We believe the answer lies with the today’s students – the architects and designers of tomorrow. Putting the end user at the heart of consultation on any new build or refurbishment provides a clear picture of what sort of space will work for them. That’s why we asked 11 to 16 year olds to design their vision of what a school science lab might look like in 20 years’ time for our Lab of the Future competition. The ideas they came up with may surprise you.
Initially we’d expected to see a lot of ideas that were pure science fiction, so the high level of design literacy the students seemed to have was a real surprise. The entries we received were not only hugely creative but also showed a genuine interest in design.
Growing up with the internet means these students have had access to a wide variety of design styles and influences, and were much more visually driven and sophisticated than we’d anticipated. There was a clear understanding of practical, workable design and they had very definite ideas about the way they wanted the classroom to look and the materials they wanted to use.
The look and feel of a room can very much influence your attitude to it, and the students’ ideas highlighted how important it is to them that a classroom is stylish and has a real ‘wow’ factor. In a climate where standardised ‘one size fits all’ classrooms seem to be becoming the norm in education design, it’s important architects, designers and teachers alike are aware that for many students, a classroom that’s purely functional simply won’t cut it when it comes to inspiring learning.
Given the opportunity to design the school science lab of the future, you could be forgiven for thinking that many students would choose to get rid of teachers altogether, however the classrooms our students came up with suggested quite the opposite. Many of the designs we saw were very teacher focused, and put staff at the heart of the learning space – in some cases literally, by placing teachers in a central teaching hub with a circular, tiered auditorium radiating out from it.

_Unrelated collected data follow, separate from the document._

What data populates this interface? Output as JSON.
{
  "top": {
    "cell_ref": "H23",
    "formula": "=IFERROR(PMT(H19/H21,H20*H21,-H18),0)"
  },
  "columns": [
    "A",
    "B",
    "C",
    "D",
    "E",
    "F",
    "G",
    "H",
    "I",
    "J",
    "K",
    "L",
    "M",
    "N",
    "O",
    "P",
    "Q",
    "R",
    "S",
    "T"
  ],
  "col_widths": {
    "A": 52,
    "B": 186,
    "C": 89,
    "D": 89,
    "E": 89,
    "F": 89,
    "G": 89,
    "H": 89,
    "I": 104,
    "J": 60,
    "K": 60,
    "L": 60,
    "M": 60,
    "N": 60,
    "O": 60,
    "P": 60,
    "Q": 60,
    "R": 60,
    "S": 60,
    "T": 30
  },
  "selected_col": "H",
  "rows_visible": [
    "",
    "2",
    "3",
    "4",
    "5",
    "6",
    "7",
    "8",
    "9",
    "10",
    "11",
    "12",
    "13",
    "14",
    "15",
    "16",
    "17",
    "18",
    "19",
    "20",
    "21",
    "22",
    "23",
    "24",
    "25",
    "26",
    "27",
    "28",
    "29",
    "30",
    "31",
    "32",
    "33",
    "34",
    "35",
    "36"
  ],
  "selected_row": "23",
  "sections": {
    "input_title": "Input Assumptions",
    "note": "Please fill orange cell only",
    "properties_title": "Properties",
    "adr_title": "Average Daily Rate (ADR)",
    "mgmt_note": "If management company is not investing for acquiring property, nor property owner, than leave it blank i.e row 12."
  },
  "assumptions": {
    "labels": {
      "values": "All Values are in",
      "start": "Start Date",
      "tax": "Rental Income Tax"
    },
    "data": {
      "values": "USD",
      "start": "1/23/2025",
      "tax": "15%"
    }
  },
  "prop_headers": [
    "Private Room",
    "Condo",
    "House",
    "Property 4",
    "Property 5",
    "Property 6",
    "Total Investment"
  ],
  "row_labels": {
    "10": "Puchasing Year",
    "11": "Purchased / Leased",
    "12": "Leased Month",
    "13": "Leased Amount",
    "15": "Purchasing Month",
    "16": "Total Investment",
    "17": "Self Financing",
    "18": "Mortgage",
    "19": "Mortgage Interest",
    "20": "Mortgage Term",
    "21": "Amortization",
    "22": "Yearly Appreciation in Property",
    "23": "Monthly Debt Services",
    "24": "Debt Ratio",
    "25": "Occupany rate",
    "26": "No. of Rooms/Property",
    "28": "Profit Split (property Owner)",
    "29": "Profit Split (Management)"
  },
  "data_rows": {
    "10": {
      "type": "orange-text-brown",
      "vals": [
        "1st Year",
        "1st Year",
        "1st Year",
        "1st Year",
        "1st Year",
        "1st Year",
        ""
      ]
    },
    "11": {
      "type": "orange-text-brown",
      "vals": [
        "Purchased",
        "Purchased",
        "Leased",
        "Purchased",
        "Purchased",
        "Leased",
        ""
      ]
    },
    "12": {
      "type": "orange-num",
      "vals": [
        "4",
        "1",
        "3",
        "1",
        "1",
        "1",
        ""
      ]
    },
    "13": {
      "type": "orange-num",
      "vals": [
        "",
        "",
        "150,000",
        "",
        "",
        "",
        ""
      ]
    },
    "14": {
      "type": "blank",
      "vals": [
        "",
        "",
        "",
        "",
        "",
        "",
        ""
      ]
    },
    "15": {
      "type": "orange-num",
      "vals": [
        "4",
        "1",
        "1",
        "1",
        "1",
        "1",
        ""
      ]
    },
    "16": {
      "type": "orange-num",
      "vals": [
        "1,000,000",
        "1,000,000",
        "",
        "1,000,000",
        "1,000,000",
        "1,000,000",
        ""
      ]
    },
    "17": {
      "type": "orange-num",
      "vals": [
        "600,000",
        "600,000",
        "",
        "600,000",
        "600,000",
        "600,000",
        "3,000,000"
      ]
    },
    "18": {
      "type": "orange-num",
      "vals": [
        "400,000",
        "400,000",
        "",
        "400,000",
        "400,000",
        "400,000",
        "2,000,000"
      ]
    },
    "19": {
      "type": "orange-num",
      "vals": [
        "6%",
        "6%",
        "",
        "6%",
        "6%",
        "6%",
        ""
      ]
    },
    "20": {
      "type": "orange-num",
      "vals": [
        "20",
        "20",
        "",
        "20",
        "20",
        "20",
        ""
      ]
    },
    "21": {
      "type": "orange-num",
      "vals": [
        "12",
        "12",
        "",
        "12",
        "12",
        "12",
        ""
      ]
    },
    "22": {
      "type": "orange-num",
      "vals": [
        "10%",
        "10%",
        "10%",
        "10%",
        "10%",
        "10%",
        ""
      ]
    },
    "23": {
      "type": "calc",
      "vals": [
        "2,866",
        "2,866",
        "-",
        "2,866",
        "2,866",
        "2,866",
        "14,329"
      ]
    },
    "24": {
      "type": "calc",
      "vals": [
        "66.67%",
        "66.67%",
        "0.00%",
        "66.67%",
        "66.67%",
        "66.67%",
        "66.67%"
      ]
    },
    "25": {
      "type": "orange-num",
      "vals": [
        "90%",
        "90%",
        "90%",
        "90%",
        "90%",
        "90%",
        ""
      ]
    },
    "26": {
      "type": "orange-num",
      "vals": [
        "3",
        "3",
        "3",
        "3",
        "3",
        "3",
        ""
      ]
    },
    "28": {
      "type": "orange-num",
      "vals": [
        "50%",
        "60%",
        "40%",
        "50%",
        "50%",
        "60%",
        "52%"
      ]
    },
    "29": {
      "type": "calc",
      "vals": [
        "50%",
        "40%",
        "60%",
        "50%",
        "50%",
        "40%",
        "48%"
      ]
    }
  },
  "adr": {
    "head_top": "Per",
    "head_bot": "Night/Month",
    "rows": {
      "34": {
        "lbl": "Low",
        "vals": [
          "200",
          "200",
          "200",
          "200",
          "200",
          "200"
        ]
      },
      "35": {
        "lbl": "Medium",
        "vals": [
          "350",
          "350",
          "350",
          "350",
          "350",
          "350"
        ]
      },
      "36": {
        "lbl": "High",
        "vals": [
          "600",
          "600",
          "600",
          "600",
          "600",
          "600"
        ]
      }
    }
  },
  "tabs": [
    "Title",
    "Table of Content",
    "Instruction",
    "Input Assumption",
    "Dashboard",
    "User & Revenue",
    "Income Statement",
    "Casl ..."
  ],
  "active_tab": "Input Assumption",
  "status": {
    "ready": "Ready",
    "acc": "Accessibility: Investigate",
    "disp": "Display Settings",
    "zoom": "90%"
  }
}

We noticed students had invested a lot of time in thinking up ideas to help make the teacher’s job easier. From high tech screens and control panels which enabled them to track pupils’ progress remotely and streaming lessons via tablets and holographic displays to creating layouts that improved circulation and shortened lines of communication, the students sought out solutions that would allow the teacher to spend more time with them and less time negotiating the geography of the classroom.
Their designs showed an awareness of how much existing classroom layouts can inhibit science teaching and prevent teachers from adopting the modern methods the curriculum demands. They also suggested that just like their teachers, they feel frustrated by this. Ultimately the designs recognised a need for greater flexibility in science classrooms and the students worked hard to create a space that adjusted to their needs and that of the teacher rather than the other way round.
Technology as standard
All the designs we saw included a strong technology element. Having grown up with PCs, mobiles and tablets, today’s secondary school students see technology as fundamental to their learning rather than an add on or bonus. For them the virtual learning environment is as important as the physical one, and the way their ideas integrated the two offers a lesson for anyone looking to create a classroom with real longevity.
Rather than creating classrooms where the technology was the stuff of science fiction, they viewed it as a practical means of solving the problems they encounter in the classroom. Whilst many designers would address difficulties in seeing and hearing by altering the classroom layout to reduce communication lines, our students employed technology, placing holographic displays and projections at pupils’ workspaces.
Technology was also seen as a means to aid modern teaching methods. To assist individual learning and help students to learn at their own pace, many designs incorporated holographic glasses so experiments could be conducted virtually. Immersive technologies and 3D projection systems were popular solutions to support group and project work.
The need to improve flexibility is a constant challenge for architects and designers working on education projects. Current thinking suggests the best way to address the problem and maximise space is to divide open plan spaces into distinct zones which can be reconfigured as the needs of students and teachers change. However, our student designers took a different approach to the lab of the future.
Instead of loose, reconfigurable tables and chairs which offered a completely flexible layout, many opted for multifunctional fixed furniture which could accommodate theory work, practicals and virtual experimentation within one unit. This suggests students may be more influenced by their current classrooms than we had expected, but also offered a refreshing perspective on this recurring problem.
Students are often accused of time wasting, but the storage solutions our young designers built into their classrooms very much reflected a desire to get on with the business of learning. Rather than placing equipment out of reach in separate prep rooms, they cleverly incorporated storage into the classroom itself.
From the outlandish (equipment conveyor systems and chemical vending machines) to the practical (storage walls and floors, cupboards and racks fitted beneath benches), students were keen to have the tools and equipment they needed to hand for practicals but with the ability for it to be stowed quickly and safely to save time and cut clutter.
The ideas we received for the Lab of the Future competition have provided a fascinating insight into how students view and engage with their learning environment.
These tech-loving, design savvy pupils seek classrooms that visually inspire as well as instruct, but also want spaces that are practical, flexible and facilitate their learning.
Designers, architects and educators beware: students’ expectations of a science laboratory are high, and will only continue to grow. Now’s the time for us to listen.